Feel uncomfortable sober in social gatherings? Figure out the lesson and your discomfort will subside!

Find yourself longing for wine? Discover why and end the obsession!

Really? And if so, how do you learn what you need to know?  By putting yourself in the uncomfortable situation over and over again until you get it? By facing whatever fears you have around it?

Hmmmm…

I used to have a reoccurring problem with a certain type of person who would show up in my life and cause me quite a lot of angst. This person was always an older, somewhat overbearing woman. One example was my mother-in-law and another one was a co-worker. Both were intimidating to me and I was forever trying to avoid conflict with them. Pleasing them at all costs. Until one day my mother-in-law yelled at me. In front of my daughter. And I yelled back. That caused quite a stir. Not long afterwards, I found myself standing up to the woman at work too. This also did not go over well. ☺️ But neither tries to push me around anymore. And this domineering female figure hasn’t showed up again in my life since.

Is this the sort of thing Pema is talking about? Can we use this lesson to help create a happy sober life?
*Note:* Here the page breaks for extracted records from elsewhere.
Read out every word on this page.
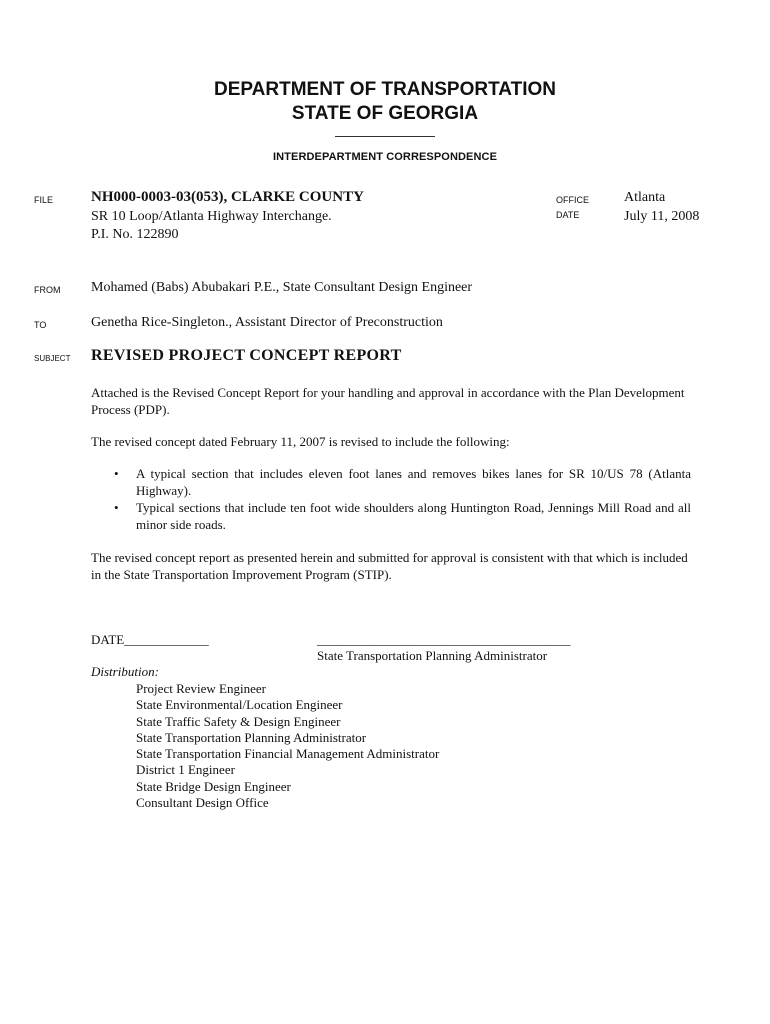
DEPARTMENT OF TRANSPORTATION
STATE OF GEORGIA
INTERDEPARTMENT CORRESPONDENCE
FILE	NH000-0003-03(053), CLARKE COUNTY
SR 10 Loop/Atlanta Highway Interchange.
P.I. No. 122890
OFFICE	Atlanta
DATE	July 11, 2008
FROM Mohamed (Babs) Abubakari P.E., State Consultant Design Engineer
TO	Genetha Rice-Singleton., Assistant Director of Preconstruction
SUBJECT REVISED PROJECT CONCEPT REPORT
Attached is the Revised Concept Report for your handling and approval in accordance with the Plan Development Process (PDP).
The revised concept dated February 11, 2007 is revised to include the following:
• A typical section that includes eleven foot lanes and removes bikes lanes for SR 10/US 78 (Atlanta Highway).
• Typical sections that include ten foot wide shoulders along Huntington Road, Jennings Mill Road and all minor side roads.
The revised concept report as presented herein and submitted for approval is consistent with that which is included in the State Transportation Improvement Program (STIP).
DATE_____________	_______________________________________
State Transportation Planning Administrator
Distribution:
Project Review Engineer
State Environmental/Location Engineer
State Traffic Safety & Design Engineer
State Transportation Planning Administrator
State Transportation Financial Management Administrator
District 1 Engineer
State Bridge Design Engineer
Consultant Design Office
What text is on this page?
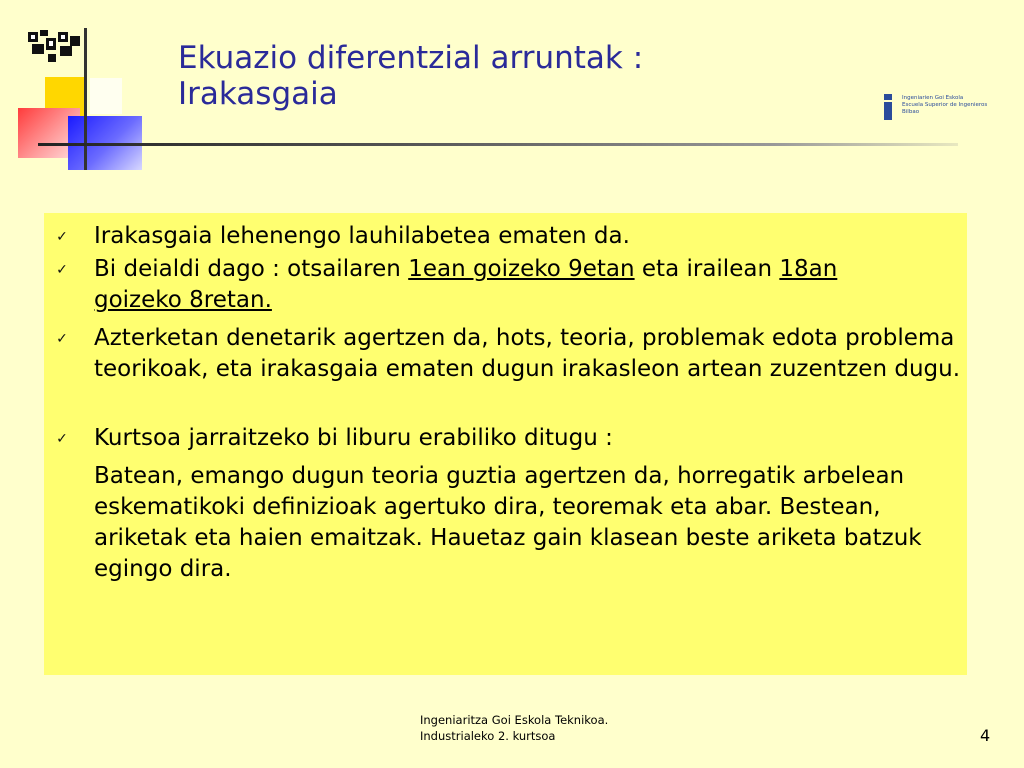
Ekuazio diferentzial arruntak :
Irakasgaia	Ingeniarien Goi Eskola
Escuela Superior de Ingenieros
Bilbao
✓ Irakasgaia lehenengo lauhilabetea ematen da.
✓ Bi deialdi dago : otsailaren 1ean goizeko 9etan eta irailean 18an
goizeko 8retan.
✓ Azterketan denetarik agertzen da, hots, teoria, problemak edota problema teorikoak, eta irakasgaia ematen dugun irakasleon artean zuzentzen dugu.
✓ Kurtsoa jarraitzeko bi liburu erabiliko ditugu :
Batean, emango dugun teoria guztia agertzen da, horregatik arbelean eskematikoki definizioak agertuko dira, teoremak eta abar. Bestean, ariketak eta haien emaitzak. Hauetaz gain klasean beste ariketa batzuk egingo dira.
Ingeniaritza Goi Eskola Teknikoa.
Industrialeko 2. kurtsoa	4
Maybe Anne will have the answer. 😉

Happy Sober Monday,

jen

2 thoughts on “Day 139: more wisdom from Pema

  1. My husband recently quit drinking beer on the weekends. He developed a medical condition that is exacerbated by beer. When he doesn’t drink it, his gouty toe feels better. So he isn’t drinking it. End of story. My husband’s brain does not have an addictive reaction to alcohol.
    My journey quitting wine has been quite different.
    Accepting and owning, deeply in my bones, the truth that my brain reacts addicively to alcohol has been a journey of awareness, growth, beauty, working through painful “stuff,” peace, and so much more.
    I notice with a previously unimagined gratitude the gifts: clear, hydrated skin and insides, deep, restorative sleep, clearer thinking, dramatically lessened anxiety, healthier relationships, serenity, joy, and so, so much more.
    What I am learning from my addiction to alcohol unfolds in surprising and beautiful ways every single day.
    At the same time, the pain and suffering I experienced in the last years of my drinking recedes further with each passing day.
    What my addiction to alcohol is teaching me is beyond my ability to express in just a few words.
    What is left behind, I realize more each day, I never needed anyway.